La gestion du cas Jürgen Conings a relancé l’idée d’une fusion des services de renseignement. Qu’en pensez-vous?

Cela me fait peur… On a couru un risque de concentration des pouvoirs en 2014 avec le ministre de l’Intérieur (NDLR: Jan Jambon, N-VA) qui contrôlait la police, la protection civile et les pompiers et avait son mot à dire à la Sûreté et celui de la Défense (NDLR : Steven Vandeput, N-VA) qui contrôlait le SGRS. Heureusement, le ministre de la Justice dont dépendait notamment le financement de la Sûreté de l’Etat appartenait à un autre parti (NDLR: Koen Geens, CD&V). Dans une démocratie, et dans un pays fédéral en particulier, je suis convaincu qu’il faut répartir les responsabilités régaliennes entre les partis de la coalition et éviter toute concentration au sein d’une même famille politique. Enfin, je crois qu’il ne faut pas moins de services, mais peut-être plus de services. Qui traite, par exemple, du renseignement économique à l’étranger? Heureusement, les analystes du SPF Economie font aussi de la prospective…

Bio express

7 octobre 1964 Naissance à Liège.

1979 Humanités à l’Ecole royale des cadets.

1982 Licence en sciences sociales et militaires de l’Ecole royale militaire (ERM).

1987 Officier des troupes blindées, spécialiste de la reconnaissance.

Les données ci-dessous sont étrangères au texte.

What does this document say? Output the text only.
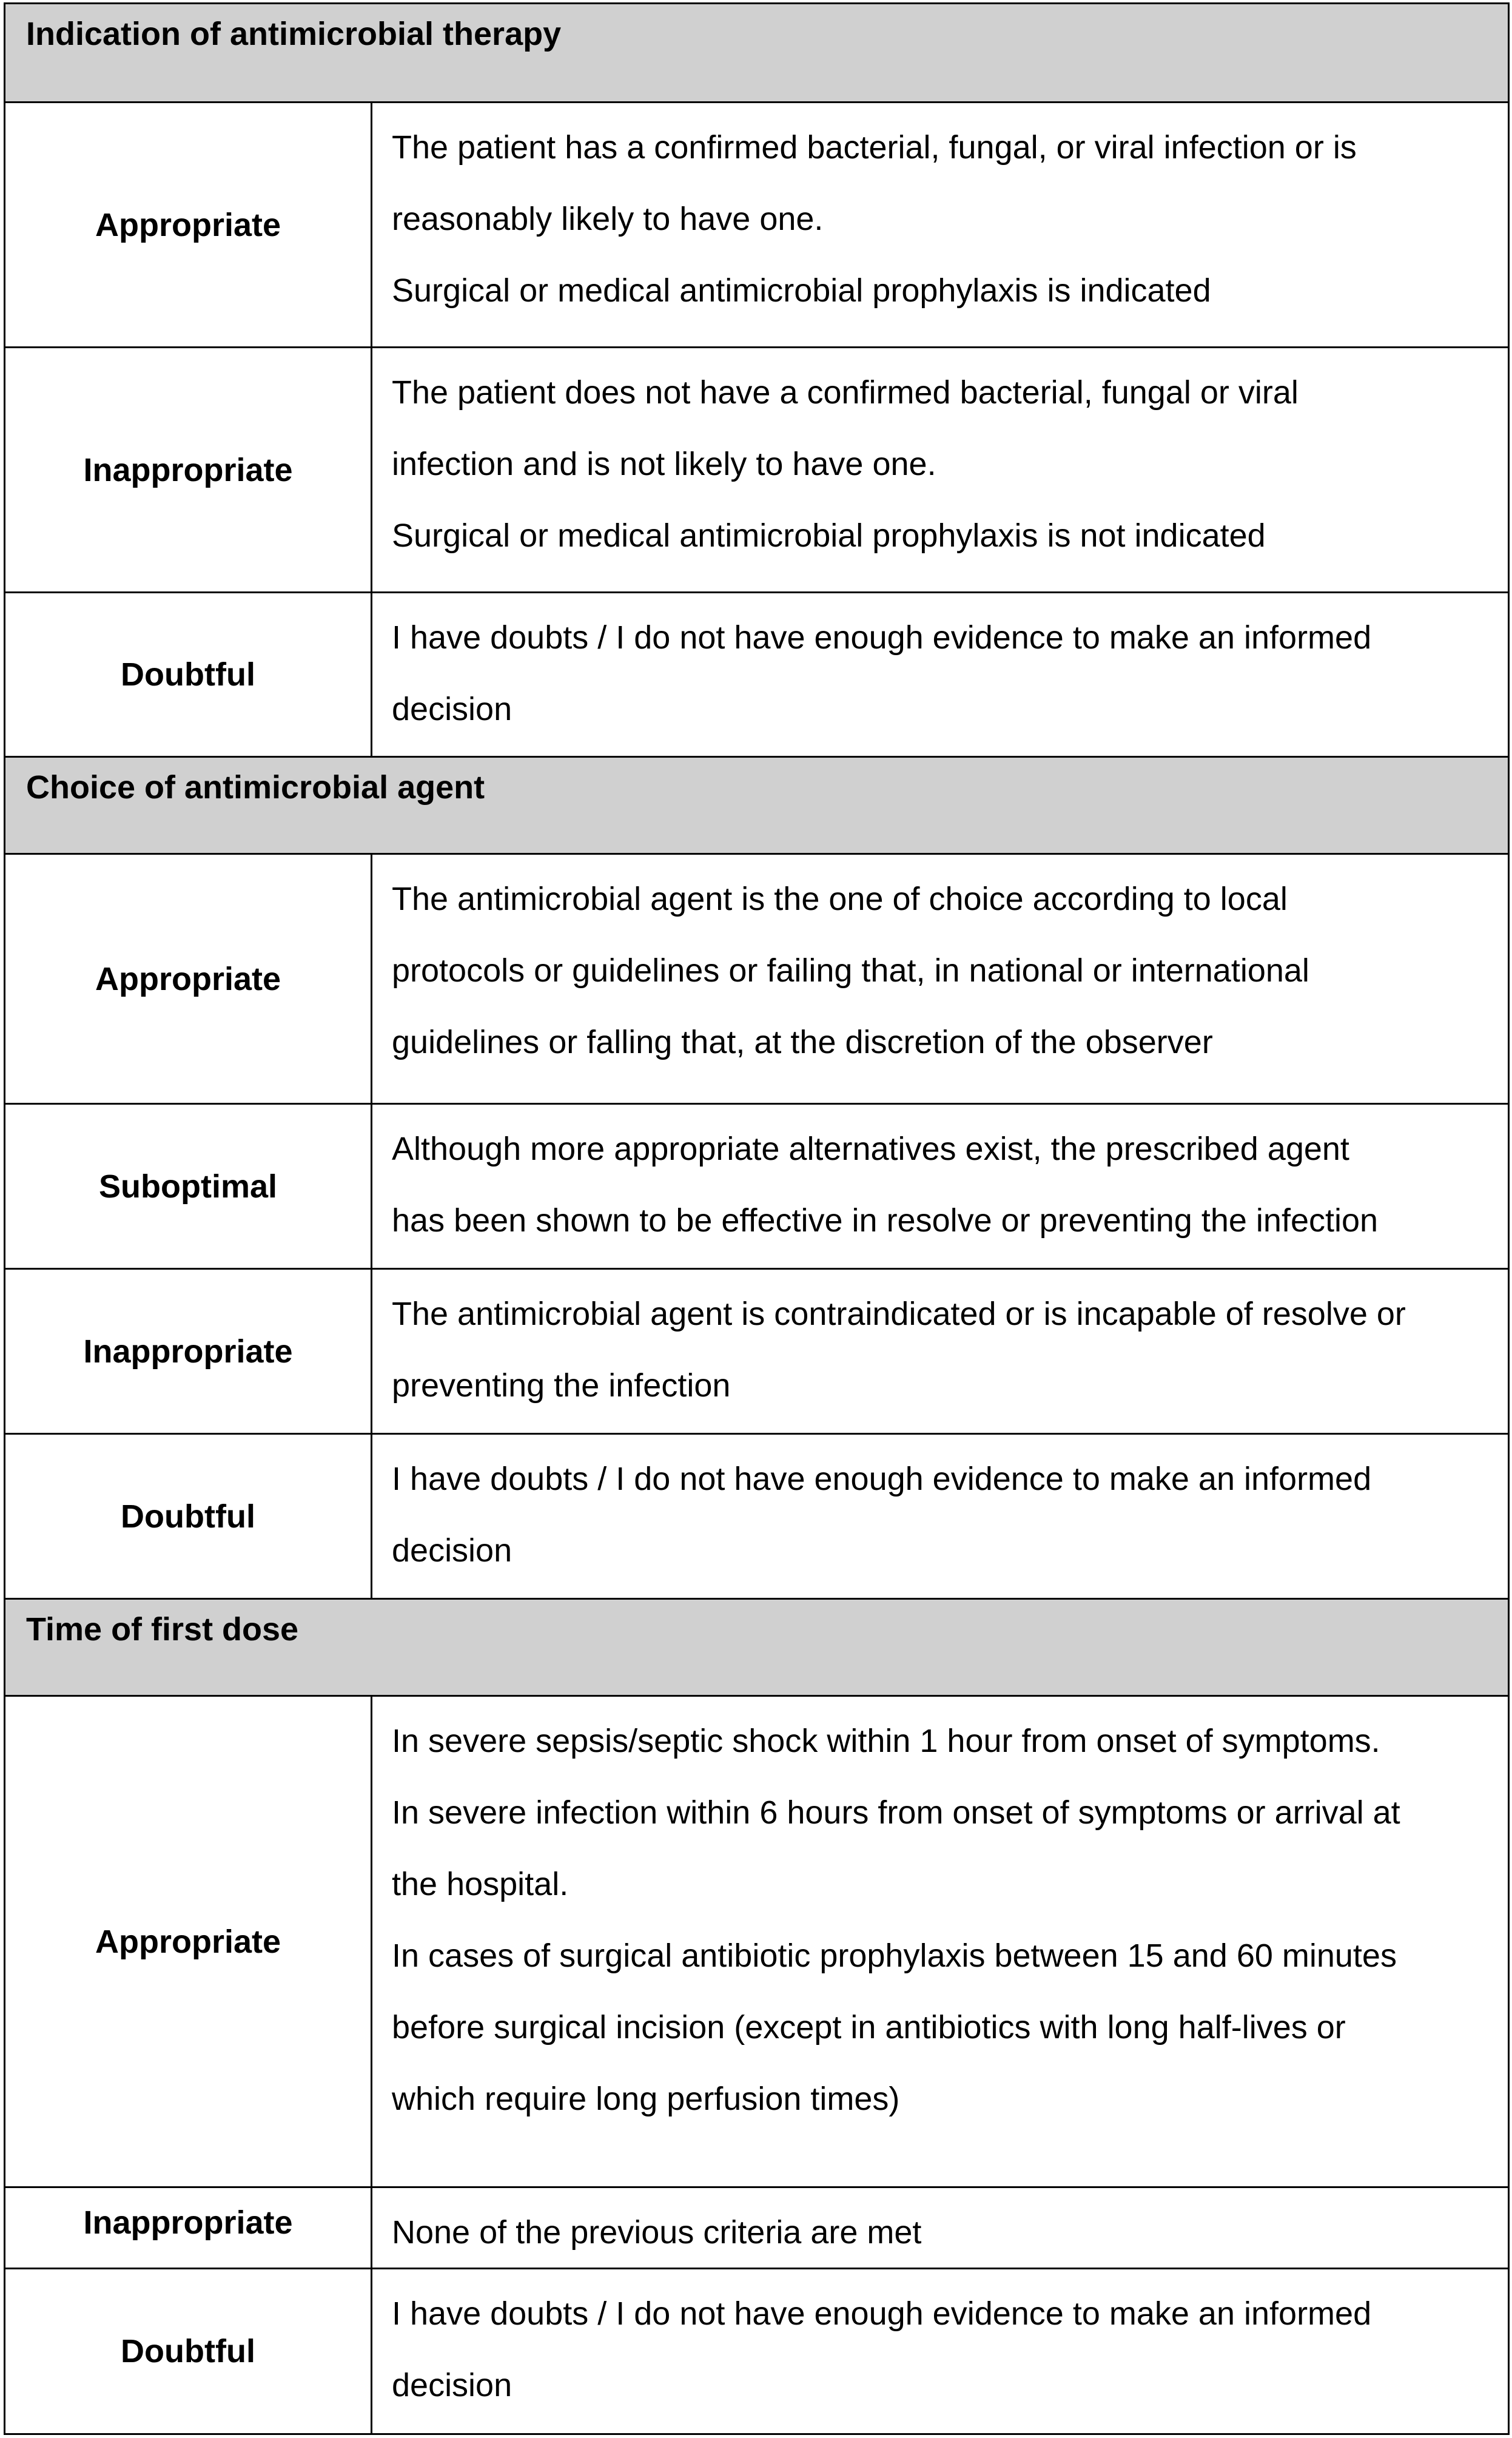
Indication of antimicrobial therapy
Appropriate
The patient has a confirmed bacterial, fungal, or viral infection or is
reasonably likely to have one.
Surgical or medical antimicrobial prophylaxis is indicated
Inappropriate
The patient does not have a confirmed bacterial, fungal or viral
infection and is not likely to have one.
Surgical or medical antimicrobial prophylaxis is not indicated
Doubtful
I have doubts / I do not have enough evidence to make an informed
decision
Choice of antimicrobial agent
Appropriate
The antimicrobial agent is the one of choice according to local
protocols or guidelines or failing that, in national or international
guidelines or falling that, at the discretion of the observer
Suboptimal
Although more appropriate alternatives exist, the prescribed agent
has been shown to be effective in resolve or preventing the infection
Inappropriate
The antimicrobial agent is contraindicated or is incapable of resolve or
preventing the infection
Doubtful
I have doubts / I do not have enough evidence to make an informed
decision
Time of first dose
Appropriate
In severe sepsis/septic shock within 1 hour from onset of symptoms.
In severe infection within 6 hours from onset of symptoms or arrival at
the hospital.
In cases of surgical antibiotic prophylaxis between 15 and 60 minutes
before surgical incision (except in antibiotics with long half-lives or
which require long perfusion times)
Inappropriate	None of the previous criteria are met
Doubtful
I have doubts / I do not have enough evidence to make an informed
decision
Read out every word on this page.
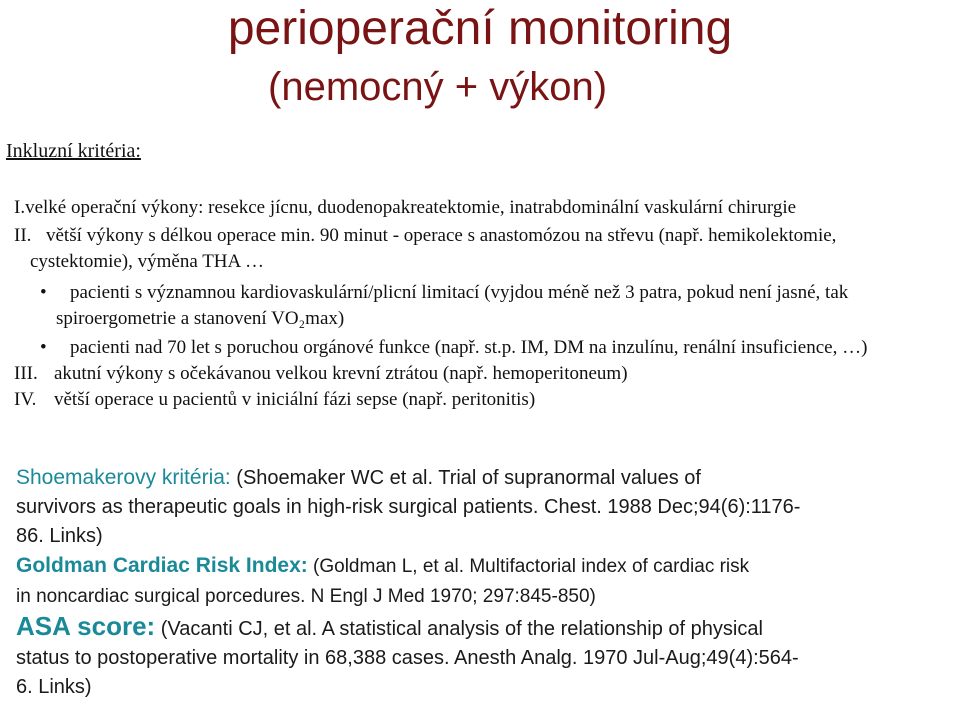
perioperační monitoring
(nemocný + výkon)
Inkluzní kritéria:
I.velké operační výkony: resekce jícnu, duodenopakreatektomie, inatrabdominální vaskulární chirurgie
II. větší výkony s délkou operace min. 90 minut - operace s anastomózou na střevu (např. hemikolektomie,
cystektomie), výměna THA …
• pacienti s významnou kardiovaskulární/plicní limitací (vyjdou méně než 3 patra, pokud není jasné, tak
spiroergometrie a stanovení VO₂max)
• pacienti nad 70 let s poruchou orgánové funkce (např. st.p. IM, DM na inzulínu, renální insuficience, …)
III. akutní výkony s očekávanou velkou krevní ztrátou (např. hemoperitoneum)
IV. větší operace u pacientů v iniciální fázi sepse (např. peritonitis)

Shoemakerovy kritéria: (Shoemaker WC et al. Trial of supranormal values of
survivors as therapeutic goals in high-risk surgical patients. Chest. 1988 Dec;94(6):1176-
86. Links)

Goldman Cardiac Risk Index: (Goldman L, et al. Multifactorial index of cardiac risk
in noncardiac surgical porcedures. N Engl J Med 1970; 297:845-850)

ASA score: (Vacanti CJ, et al. A statistical analysis of the relationship of physical
status to postoperative mortality in 68,388 cases. Anesth Analg. 1970 Jul-Aug;49(4):564-
6. Links)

Alterne les fonctions opérationnelles (Slavonie orientale, Afghanistan, Mali) et dans l’enseignement.

2008 Diplôme en analyse des politiques et problèmes de sécurité du Centre genevois pour l’étude des politiques de sécurité.

2011 Master en science du conflit et du développement de l’UGent.

2012 Commandant de la division renseignement extérieur du SGRS.

2016 – 2018 Commandant en second du SGRS.

2018 – 2020 Chef de la chaire de politique mondiale de l’ERM et du Collège de Défense.

4 janvier 2021 Coresponsable du groupe de travail « Les enjeux stratégiques de demain de la Défense ».